After I moved away to Cornwall, it became difficult to stay in touch with the band. I would travel to London or go to see them if they played fairly locally, but it was never the same as those early days. They were playing at larger venues. I began to pursue my own path which led me to one that was as far removed from a rock and roll band as you can get. My interest in self discovery and the meaning of life took me in a completely different direction for awhile. I ended up travelling around the world as a lecturer and counselor in countries such as Europe, Australia & Malaysia.

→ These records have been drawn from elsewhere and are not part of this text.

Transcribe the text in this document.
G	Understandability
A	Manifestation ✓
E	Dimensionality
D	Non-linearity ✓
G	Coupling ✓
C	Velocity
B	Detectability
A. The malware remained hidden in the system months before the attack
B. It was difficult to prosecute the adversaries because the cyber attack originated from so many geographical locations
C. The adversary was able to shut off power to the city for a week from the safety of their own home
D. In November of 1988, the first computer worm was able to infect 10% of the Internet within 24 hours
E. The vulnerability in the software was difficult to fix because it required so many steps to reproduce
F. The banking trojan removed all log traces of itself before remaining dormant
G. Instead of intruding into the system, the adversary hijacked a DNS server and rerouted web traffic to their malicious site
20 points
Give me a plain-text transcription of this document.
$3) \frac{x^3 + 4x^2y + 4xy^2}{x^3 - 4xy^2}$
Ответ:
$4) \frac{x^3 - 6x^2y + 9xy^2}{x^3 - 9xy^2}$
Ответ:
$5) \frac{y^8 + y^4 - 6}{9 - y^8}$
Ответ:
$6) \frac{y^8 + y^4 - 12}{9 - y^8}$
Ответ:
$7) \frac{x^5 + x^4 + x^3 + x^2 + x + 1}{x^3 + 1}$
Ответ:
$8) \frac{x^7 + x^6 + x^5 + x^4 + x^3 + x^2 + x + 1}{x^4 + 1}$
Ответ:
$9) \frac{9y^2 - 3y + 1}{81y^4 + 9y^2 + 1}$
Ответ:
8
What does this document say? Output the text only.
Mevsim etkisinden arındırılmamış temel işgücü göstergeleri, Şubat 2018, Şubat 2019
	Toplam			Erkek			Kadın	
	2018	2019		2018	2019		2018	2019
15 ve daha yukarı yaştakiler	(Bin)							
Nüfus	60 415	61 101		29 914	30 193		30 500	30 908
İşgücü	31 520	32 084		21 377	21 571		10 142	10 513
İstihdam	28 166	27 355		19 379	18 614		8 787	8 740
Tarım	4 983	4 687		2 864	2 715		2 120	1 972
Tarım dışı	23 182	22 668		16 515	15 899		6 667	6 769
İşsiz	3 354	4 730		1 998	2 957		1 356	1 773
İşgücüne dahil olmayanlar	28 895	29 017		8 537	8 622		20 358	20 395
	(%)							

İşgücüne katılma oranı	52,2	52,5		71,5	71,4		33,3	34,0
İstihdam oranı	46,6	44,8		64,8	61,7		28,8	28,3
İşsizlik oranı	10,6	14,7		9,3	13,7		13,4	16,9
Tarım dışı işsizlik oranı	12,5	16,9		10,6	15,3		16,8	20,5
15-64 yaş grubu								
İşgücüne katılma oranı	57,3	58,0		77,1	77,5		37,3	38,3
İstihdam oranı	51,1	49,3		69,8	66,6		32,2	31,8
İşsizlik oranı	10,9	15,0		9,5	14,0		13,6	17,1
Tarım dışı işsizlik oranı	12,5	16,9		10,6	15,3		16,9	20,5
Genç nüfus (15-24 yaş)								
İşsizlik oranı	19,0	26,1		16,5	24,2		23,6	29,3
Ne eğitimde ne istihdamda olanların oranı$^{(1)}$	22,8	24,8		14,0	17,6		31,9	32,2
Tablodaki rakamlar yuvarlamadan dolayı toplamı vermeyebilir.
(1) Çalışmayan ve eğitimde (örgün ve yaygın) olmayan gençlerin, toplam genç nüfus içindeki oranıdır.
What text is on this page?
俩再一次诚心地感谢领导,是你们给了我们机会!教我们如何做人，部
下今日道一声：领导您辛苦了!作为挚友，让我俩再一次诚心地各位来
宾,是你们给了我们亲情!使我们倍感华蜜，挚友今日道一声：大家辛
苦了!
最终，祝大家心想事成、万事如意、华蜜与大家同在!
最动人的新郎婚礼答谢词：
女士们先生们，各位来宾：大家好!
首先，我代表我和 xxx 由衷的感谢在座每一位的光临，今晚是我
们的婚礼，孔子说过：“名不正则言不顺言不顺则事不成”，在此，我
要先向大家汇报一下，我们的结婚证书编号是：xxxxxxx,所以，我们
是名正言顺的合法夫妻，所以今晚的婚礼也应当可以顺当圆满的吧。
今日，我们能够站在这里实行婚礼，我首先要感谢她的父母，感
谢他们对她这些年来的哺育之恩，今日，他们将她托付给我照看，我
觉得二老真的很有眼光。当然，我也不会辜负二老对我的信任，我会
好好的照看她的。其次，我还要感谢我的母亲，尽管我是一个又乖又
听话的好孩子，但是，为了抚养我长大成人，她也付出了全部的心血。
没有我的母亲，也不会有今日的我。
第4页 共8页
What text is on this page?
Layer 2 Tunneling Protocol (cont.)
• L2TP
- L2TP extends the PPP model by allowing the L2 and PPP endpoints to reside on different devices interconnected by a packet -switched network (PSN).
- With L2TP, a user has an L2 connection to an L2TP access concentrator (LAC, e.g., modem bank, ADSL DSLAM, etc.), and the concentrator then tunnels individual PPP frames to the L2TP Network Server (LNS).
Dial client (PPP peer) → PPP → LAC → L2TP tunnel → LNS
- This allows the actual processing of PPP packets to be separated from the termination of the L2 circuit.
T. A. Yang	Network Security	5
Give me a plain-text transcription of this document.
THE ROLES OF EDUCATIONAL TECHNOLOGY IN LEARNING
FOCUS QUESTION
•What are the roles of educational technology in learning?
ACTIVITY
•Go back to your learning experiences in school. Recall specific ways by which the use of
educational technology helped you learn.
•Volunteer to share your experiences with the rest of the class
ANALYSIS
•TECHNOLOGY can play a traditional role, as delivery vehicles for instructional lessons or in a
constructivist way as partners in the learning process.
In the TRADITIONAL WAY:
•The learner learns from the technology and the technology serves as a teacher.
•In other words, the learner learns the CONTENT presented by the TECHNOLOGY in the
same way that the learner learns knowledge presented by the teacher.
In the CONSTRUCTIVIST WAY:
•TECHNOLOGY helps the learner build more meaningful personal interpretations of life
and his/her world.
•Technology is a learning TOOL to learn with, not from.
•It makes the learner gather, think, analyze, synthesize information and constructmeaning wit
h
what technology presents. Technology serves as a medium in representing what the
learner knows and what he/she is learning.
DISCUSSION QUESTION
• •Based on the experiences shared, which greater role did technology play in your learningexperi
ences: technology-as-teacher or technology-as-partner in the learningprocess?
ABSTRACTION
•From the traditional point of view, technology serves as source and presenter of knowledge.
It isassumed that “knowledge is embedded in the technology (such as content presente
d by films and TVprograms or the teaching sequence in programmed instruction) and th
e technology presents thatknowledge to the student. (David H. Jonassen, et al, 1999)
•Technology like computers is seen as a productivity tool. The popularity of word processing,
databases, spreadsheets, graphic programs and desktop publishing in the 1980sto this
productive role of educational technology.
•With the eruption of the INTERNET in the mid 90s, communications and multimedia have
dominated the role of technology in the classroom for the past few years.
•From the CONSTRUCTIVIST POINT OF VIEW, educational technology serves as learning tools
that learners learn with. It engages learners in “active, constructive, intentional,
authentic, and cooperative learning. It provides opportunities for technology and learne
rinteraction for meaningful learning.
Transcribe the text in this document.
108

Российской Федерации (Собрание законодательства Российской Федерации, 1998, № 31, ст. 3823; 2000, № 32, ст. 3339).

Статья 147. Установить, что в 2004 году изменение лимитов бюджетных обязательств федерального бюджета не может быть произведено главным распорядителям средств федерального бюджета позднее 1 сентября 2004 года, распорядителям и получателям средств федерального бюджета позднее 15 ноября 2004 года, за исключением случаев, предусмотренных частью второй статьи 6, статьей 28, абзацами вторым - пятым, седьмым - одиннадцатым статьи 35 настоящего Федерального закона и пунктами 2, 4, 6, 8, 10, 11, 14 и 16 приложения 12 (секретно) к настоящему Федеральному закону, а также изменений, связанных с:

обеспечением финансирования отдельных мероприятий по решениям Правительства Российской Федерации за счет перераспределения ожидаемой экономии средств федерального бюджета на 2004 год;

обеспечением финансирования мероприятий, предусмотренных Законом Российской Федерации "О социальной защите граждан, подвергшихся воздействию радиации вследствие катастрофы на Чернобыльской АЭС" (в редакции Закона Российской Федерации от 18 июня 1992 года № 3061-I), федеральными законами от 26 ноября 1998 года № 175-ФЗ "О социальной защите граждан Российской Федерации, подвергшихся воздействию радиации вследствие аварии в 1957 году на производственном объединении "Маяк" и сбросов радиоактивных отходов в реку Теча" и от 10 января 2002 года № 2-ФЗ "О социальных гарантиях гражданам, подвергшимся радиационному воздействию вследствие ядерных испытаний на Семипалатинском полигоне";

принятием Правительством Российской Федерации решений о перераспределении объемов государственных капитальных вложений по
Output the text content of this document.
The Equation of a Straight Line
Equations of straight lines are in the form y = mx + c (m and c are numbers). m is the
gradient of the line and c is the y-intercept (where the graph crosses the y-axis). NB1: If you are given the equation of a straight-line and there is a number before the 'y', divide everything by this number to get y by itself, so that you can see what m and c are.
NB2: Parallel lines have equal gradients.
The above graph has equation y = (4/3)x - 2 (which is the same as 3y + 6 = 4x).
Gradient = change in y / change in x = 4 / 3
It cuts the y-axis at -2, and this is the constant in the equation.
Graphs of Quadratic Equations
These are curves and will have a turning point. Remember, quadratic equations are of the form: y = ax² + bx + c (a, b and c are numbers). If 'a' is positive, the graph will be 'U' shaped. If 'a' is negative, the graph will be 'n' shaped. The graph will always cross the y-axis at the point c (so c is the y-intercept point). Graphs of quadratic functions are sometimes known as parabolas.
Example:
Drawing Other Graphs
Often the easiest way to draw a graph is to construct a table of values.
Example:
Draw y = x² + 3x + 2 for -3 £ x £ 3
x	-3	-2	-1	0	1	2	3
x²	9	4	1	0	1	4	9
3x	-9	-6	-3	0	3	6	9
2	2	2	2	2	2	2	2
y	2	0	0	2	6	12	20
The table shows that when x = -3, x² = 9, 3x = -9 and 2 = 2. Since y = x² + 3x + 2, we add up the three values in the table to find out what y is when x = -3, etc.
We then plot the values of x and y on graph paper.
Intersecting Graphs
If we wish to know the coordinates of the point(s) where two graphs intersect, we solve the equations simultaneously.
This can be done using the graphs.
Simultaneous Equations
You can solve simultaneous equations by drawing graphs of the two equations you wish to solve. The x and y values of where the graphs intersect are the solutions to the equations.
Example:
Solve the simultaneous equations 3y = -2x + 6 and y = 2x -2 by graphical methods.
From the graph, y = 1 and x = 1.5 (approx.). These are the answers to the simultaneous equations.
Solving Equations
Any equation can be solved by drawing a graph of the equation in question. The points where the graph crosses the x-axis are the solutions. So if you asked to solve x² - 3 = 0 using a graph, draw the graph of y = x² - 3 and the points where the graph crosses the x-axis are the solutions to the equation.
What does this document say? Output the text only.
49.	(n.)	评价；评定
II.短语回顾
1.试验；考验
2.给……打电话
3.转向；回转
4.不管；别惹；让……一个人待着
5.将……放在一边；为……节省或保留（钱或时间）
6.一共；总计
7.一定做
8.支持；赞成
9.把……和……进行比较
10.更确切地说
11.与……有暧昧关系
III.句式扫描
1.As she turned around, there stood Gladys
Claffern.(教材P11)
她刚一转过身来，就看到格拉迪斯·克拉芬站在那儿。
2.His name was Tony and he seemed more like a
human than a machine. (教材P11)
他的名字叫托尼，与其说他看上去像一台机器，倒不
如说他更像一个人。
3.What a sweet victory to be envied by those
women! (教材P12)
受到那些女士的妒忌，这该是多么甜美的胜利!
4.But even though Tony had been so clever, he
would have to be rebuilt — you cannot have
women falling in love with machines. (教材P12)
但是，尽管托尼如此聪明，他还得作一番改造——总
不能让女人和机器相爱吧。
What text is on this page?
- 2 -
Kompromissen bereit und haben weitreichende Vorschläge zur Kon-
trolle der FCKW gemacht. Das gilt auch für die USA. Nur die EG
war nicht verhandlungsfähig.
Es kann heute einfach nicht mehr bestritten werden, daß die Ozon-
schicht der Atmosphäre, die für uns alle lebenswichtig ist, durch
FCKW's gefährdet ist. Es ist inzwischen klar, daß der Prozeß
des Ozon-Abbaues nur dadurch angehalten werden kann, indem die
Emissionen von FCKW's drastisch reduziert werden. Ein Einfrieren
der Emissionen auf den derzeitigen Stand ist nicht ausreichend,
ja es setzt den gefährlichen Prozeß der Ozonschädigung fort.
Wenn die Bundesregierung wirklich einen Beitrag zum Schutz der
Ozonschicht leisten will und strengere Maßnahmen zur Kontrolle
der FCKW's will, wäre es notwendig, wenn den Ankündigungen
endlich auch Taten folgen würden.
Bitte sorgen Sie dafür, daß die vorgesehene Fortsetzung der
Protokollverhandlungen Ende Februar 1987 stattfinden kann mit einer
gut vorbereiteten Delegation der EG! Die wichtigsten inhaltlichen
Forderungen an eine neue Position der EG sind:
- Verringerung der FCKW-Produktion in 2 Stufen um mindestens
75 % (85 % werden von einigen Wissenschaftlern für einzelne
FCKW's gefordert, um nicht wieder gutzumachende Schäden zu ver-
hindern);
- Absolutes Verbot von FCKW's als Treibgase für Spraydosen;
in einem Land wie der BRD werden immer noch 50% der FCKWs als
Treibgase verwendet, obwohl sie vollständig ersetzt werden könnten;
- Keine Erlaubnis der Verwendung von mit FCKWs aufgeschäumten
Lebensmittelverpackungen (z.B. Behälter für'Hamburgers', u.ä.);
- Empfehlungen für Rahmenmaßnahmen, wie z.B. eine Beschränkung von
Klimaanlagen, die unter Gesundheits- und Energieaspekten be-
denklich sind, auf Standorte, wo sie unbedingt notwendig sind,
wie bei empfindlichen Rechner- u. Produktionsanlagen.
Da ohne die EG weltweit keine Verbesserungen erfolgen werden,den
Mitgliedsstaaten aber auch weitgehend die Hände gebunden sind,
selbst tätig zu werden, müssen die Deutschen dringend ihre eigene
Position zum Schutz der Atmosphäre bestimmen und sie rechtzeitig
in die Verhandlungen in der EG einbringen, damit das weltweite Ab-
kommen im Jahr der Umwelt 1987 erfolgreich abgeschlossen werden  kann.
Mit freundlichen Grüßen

Whilst in Australia I noticed that Dr. Feelgood were touring there. This was the 80’s. I called their agent and explained that I was a friend. Lee was the one who phoned and chatted with me. That was the last time I ever spoke to him. I was so sad to hear of his death a few years later. Lee always reminded me of James Dean or Johnny Depp for some reason. He was a lean, handsome fellow that was totally mysterious and private. That, along with his incredible raw talent vocally and on the harmonica, is to me what really made him a super star. I always felt privileged to be the recipient of his attention. He demanded respect simply by being who he was. I will always be grateful to have known him and hope that one day I will get back to Canvey Island and do the walk of honour with Chris and his fans. My brother from my mothers second marriage is 20 years my junior, and was named Lee after him. Lee Bright (my brother) is based in London and works as an entertainer in musical theater.

I now live in the USA. I have worked in the TV industry and owned a health clinic amongst several other endeavors. I regret to say that I never did expand upon my musical abilities to the extent that I would have liked, but oddly enough, I am now married to a musician (from Texas). We moved from California to Southern Oregon  a few years ago but hope to return to England some day to spend time with my family and friends. There is nothing more precious than what we already have. We just have to realize it and appreciate it every day.

Comments about this page

  • Thanks for sharing your memories Jayne – Chris Fenwick recently invited us to a private showing of the new Canvey/Feelgood film ‘Oil City’ which will be released in Feb.

    By David Bullock (28/11/2009)
  • hey jayne glad to see your doing well.